Снова рука с платком потянулась вытереть лоб и затылок. Неуклюже зачесанные набок пара волосяных линий совсем не подходили ему, как и толстый живот, являвшийся показателем его ненасытности и чрезмерного потребления сахара. Удивительно, что каждый раз, когда месье Жан Люк вытирал лоб, он вспоминал слова своей покойной угрюмой жены: «Лучше бы ты ходил лысым, чем с такой бурдой на голове». Исключением не был и случай в музее: какая ситуация ни складывалась бы перед месье Люком, он всегда вспоминал эти слова при каждом вытирании лба.
– Что мне нужно? – вполне спокойно, вдумчиво переспросил парень. – Я вам скажу, что мне нужно, – добавил он с улыбкой, нагоняя страх на пузатого месье Жана.
Скажем так, смерть не забывает нас также, как и мы не забываем о ее присутствии.
© Неизвестный автор
Глава II
Да будет свет
Любовь, одну только любовь видел в ней Виктор. Перед этой картиной, глядя на ее безмерно чувственные глаза, он представлял, как рука великого мастера рисовала эти очаровательные губы. В этой картине было что-то таинственное, от чего люди теряли рассудок, впадая в паническую жадность, чтобы приобрести ее. Виктор в этом видел больше чем картину, больше чем взятое из души. Может, это происходило от его первого поцелуя перед этой картиной во время школьной экскурсии. Влюбленные подростки ощутили первые проблески любви в самом прекрасном музее мира. Не где-нибудь в углу, воняющем плесенью, не в туалете, а в 711 зале прямо перед неподражаемой Моной Лизой. Или это просходило от того, что именно перед этой картиной отец Виктора сделал предложение будущей супруге, впоследствии ставшей матерью Виктора. Чудесно цветущие ассоциации перед этой картиной мчались сквозь тучи противоположной усталости. Также в этой картине он наблюдал время покорителей истории. Прошлое, затаившее в себе ужас, отчего волосы становились дыбом. «Прекрасное, очаровательно-изысканное переплетение оттенков изображено здесь», – подумал Виктор, постукивая двумя пальцами по коробочке у себя кармане, сочиняя собственную мелодию, уходя под этот ритм далеко от всего окружающего.
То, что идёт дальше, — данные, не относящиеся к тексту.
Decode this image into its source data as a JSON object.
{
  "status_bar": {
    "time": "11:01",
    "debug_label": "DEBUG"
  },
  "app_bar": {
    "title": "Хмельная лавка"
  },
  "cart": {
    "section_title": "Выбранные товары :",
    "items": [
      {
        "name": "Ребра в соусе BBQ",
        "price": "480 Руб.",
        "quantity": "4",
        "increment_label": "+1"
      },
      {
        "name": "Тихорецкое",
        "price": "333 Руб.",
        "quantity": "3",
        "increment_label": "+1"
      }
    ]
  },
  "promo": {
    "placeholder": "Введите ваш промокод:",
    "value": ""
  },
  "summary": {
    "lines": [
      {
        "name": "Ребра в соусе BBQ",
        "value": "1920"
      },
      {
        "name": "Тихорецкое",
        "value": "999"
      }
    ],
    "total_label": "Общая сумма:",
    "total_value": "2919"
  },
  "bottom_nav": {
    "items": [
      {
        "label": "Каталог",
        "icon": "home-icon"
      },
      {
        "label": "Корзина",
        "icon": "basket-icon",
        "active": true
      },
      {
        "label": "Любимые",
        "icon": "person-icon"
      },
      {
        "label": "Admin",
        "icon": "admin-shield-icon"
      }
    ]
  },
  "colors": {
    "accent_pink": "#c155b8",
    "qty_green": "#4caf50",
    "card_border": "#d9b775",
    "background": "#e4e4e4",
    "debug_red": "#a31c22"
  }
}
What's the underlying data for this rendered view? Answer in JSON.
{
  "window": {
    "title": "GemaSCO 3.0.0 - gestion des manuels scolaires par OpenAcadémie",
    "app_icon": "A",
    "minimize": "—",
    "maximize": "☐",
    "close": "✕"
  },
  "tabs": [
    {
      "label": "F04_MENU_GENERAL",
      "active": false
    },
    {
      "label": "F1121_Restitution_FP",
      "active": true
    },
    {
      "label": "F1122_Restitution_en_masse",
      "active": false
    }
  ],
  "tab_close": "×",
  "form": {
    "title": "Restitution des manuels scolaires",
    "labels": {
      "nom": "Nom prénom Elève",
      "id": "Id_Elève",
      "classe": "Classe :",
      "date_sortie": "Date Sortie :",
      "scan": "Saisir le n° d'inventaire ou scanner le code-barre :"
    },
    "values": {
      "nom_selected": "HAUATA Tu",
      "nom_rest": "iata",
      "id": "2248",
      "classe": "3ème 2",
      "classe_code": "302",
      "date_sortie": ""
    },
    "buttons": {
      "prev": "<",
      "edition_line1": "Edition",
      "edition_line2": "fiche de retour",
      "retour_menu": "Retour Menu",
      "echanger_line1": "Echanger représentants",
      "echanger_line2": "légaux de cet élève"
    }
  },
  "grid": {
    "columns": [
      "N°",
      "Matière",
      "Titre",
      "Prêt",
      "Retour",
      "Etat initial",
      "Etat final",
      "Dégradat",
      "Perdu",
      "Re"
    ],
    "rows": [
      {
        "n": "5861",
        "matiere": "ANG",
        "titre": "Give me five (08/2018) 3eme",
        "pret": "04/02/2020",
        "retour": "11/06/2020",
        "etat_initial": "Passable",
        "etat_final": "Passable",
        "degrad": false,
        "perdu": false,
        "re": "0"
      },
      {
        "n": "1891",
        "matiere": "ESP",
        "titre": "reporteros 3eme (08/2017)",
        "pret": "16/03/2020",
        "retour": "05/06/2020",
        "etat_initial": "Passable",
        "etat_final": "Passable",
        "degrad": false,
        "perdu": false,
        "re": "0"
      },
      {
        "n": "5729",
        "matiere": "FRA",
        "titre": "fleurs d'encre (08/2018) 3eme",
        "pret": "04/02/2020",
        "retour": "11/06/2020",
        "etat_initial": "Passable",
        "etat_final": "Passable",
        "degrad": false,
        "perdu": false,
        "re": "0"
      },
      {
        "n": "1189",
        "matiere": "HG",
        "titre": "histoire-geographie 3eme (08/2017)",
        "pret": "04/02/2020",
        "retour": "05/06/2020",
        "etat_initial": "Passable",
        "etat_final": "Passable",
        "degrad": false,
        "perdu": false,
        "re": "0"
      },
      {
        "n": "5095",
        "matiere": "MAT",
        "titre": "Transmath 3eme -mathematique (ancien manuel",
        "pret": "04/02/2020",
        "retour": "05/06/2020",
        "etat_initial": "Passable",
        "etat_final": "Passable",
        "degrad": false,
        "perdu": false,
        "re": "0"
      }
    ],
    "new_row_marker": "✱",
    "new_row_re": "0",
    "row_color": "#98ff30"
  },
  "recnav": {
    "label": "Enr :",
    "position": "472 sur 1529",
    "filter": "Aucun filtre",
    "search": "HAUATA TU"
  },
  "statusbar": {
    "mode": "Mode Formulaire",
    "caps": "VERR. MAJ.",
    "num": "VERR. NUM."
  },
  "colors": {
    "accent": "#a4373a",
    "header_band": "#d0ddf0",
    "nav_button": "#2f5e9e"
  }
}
– Нам пора, Виктор, – положив руку ему на плечо, сказал Джон.
– Стоит по дороге заехать в цветочный магазин.
– Хорошо, заедем, – произнес Джон.
Ненаглядный друг детства Джон всегда находился рядом с Виктором, дружба которого была достойна любой похвалы, проверенная как временем, деньгами, так и девушками.
Когда Виктор впервые встретил Джона, они подрались, как обезумевшие. Ох уж эта драка! Мало какие драки могут сравниться с такими избиениями. А все из-за чего? Маленькая конфетка стала причиной раздора между ними. После драки, после избиения друг друга их дружба обрела титановую крепость.
Медленно удаляясь и не отрывая взгляда от картины, Виктор вместе с Джоном покинул музей. Музей, каких немало на свете, но именно Лувр хранил в себе остаток наследия да Винчи.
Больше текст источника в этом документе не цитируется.